OLS Regression with PCA and LOOCV Results:
Number of Components	RMSE (LOOCV)
1			0.0075
2			0.0057
3			0.0038
4			0.0017
5			0.0006
6			0.0006
7			0.0006
8			0.0006
9			0.0006
10			0.0006


**CONCLUSION 1:**

From the above output,we can clearly see that the RMSE value is constant after 5 components.
So the optimal number of components required are 5. Thus, number of species required are also 5.

Instead of LOOCV you can also use k-fold cross validation for selecting number of PCs. Compute RMSE using 5-fold cross validation for various values of PCs from 1 to 10 and check whether correct number of PCs can be determined.

In [12]:
# Perform PCA
pca = PCA()
X_pca = pca.fit_transform(X)

n_samples = X_pca.shape[0]

# using 5-fold cross validation
cross_val = KFold(n_splits=5, shuffle=True, random_state=42)

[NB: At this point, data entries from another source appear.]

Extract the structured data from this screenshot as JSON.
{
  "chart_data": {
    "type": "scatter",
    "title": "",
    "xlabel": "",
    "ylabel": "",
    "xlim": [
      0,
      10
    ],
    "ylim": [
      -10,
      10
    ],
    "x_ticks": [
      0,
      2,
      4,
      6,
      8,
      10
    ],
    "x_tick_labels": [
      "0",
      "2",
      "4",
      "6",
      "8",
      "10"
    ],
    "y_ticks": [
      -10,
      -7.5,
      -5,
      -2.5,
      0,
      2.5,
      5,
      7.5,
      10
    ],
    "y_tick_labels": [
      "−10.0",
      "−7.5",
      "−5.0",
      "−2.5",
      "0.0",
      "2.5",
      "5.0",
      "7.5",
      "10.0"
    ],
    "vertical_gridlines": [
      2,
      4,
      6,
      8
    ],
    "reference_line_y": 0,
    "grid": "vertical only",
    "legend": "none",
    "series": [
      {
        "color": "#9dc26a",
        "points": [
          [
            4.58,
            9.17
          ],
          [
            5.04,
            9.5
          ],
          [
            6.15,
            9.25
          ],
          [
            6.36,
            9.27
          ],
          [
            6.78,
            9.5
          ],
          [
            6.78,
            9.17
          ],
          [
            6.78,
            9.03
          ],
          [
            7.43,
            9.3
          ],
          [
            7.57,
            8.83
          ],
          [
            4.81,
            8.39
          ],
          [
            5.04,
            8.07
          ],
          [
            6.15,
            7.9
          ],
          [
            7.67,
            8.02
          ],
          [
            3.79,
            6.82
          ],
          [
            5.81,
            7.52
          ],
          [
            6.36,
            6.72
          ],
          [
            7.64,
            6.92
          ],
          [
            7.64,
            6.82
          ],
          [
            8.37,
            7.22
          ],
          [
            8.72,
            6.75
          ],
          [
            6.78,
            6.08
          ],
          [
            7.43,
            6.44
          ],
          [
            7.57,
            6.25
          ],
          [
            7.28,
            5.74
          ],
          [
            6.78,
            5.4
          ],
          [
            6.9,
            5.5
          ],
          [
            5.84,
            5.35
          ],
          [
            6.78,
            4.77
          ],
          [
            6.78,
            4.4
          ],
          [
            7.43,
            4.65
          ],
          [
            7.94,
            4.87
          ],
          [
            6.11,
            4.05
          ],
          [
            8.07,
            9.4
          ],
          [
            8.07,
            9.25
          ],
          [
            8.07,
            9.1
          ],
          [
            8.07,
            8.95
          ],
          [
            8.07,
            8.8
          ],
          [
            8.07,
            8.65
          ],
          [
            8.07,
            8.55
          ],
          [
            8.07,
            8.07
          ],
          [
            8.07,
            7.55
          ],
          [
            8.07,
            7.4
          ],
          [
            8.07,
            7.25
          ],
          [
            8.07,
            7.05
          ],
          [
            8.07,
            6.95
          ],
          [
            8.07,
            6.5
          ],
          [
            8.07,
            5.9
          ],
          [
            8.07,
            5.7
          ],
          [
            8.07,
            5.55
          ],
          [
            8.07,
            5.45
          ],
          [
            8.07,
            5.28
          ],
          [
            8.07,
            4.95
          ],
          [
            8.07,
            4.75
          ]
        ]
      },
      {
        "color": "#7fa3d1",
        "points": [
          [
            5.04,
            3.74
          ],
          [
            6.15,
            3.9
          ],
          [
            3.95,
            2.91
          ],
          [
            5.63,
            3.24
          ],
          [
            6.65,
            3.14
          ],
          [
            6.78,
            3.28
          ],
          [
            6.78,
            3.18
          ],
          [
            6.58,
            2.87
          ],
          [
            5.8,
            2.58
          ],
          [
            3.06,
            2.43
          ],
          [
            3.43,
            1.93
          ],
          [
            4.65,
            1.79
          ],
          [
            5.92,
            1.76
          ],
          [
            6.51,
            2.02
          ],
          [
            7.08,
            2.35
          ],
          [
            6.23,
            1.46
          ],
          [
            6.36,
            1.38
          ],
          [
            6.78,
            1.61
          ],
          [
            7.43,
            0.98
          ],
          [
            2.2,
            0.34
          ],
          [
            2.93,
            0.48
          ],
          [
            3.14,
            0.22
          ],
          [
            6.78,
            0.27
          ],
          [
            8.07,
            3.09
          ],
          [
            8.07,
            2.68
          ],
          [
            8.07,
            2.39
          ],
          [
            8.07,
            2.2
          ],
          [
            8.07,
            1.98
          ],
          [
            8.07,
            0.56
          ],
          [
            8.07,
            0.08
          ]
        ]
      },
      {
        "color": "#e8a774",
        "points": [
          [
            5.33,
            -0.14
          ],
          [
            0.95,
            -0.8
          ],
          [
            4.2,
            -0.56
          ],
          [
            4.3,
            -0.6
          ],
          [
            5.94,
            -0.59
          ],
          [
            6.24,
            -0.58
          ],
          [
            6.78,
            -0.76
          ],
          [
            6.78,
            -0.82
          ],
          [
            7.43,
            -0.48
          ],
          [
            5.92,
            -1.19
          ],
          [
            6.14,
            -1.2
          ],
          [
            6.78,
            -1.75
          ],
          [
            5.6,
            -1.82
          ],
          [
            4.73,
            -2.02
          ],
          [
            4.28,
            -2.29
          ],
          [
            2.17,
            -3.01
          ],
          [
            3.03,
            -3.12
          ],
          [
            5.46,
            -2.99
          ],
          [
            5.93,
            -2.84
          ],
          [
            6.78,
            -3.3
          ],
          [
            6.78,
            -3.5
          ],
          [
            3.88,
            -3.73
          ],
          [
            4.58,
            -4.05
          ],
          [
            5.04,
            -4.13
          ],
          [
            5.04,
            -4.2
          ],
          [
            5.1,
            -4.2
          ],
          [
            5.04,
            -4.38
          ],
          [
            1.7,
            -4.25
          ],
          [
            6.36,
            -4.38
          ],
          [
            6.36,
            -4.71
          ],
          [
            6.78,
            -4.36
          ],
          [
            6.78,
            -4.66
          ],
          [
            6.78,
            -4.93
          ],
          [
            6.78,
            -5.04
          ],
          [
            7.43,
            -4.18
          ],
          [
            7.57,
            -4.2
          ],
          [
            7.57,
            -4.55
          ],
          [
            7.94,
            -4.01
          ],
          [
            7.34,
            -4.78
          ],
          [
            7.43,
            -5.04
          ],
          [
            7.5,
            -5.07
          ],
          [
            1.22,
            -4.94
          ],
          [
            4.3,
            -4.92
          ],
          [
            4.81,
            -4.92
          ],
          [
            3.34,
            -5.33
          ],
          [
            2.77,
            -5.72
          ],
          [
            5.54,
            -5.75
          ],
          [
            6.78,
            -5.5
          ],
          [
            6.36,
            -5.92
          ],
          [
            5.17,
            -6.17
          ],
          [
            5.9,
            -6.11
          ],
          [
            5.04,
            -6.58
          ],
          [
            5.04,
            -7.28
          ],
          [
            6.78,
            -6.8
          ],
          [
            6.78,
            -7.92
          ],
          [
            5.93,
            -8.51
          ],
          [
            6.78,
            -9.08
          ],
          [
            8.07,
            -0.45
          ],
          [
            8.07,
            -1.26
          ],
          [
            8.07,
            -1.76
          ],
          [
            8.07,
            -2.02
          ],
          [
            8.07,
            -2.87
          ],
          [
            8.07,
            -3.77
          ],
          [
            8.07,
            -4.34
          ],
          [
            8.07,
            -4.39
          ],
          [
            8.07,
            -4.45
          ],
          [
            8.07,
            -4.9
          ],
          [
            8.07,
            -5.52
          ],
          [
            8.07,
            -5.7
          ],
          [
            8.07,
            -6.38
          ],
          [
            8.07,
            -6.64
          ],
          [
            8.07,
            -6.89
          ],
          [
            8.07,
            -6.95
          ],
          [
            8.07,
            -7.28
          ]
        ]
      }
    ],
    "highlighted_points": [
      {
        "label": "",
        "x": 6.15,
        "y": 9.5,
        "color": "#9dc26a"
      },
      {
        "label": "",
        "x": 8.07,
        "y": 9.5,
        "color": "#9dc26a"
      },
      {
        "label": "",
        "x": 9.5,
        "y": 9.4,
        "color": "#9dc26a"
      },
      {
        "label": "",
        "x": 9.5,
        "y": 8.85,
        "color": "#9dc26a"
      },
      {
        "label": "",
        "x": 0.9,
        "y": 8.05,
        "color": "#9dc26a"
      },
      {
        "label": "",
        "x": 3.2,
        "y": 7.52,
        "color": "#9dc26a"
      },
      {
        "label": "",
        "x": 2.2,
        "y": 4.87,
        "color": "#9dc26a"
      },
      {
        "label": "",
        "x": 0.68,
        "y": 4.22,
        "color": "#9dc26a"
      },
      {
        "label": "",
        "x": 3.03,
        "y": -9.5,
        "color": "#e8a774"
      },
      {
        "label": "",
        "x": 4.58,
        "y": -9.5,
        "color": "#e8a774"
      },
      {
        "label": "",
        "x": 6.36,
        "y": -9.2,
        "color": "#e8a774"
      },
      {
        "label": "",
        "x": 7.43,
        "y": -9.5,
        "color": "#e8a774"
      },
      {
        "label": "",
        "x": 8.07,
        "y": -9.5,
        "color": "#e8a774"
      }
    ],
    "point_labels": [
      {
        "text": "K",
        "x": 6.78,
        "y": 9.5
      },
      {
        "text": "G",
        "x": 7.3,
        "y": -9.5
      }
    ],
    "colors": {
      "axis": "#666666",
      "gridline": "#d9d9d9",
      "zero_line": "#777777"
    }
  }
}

# Perform OLS regression with PCA and LOOCV
n_components = 10
rmse_train = np.zeros(n_components)
for i in range(1, n_components + 1):
    X_train_pca = X_pca[:, :i]
    rmse_train_temp = np.zeros(n_samples)
    for j,(train_index, test_index) in enumerate(cross_val.split(X_train_pca)):
        X_train_pca_cv, X_test_pca_cv = X_train_pca[train_index], X_train_pca[test_index]
        y_train_cv, y_test_cv = y[train_index], y[test_index]
        model = LinearRegression()
        model.fit(X_train_pca_cv, y_train_cv)
        y_pred_cv = model.predict(X_test_pca_cv)
        rmse_train_temp[test_index] = mean_squared_error(y_test_cv, y_pred_cv, squared=False)
    rmse_train[i-1] = np.mean(rmse_train_temp)

print("OLS Regression with PCA and 5-FoldCV Results:")
print("Number of Components\tRMSE (5-FoldCV)")
for i in range(1, n_components + 1):
    print(f"{i}\t\t\t{rmse_train[i-1]:.4f}")

OLS Regression with PCA and 5-FoldCV Results:
Number of Components	RMSE (5-FoldCV)
1			0.0079
2			0.0062
3			0.0045
4			0.0028
5			0.0013
6			0.0013
7			0.0013
8			0.0013
9			0.0013
10			0.0013


**CONCLUSION 2:**

From the above output,we can clearly see that the optimal number of components required are 5 even using the 5-fold cross validation method. Thus, number of species required are 5.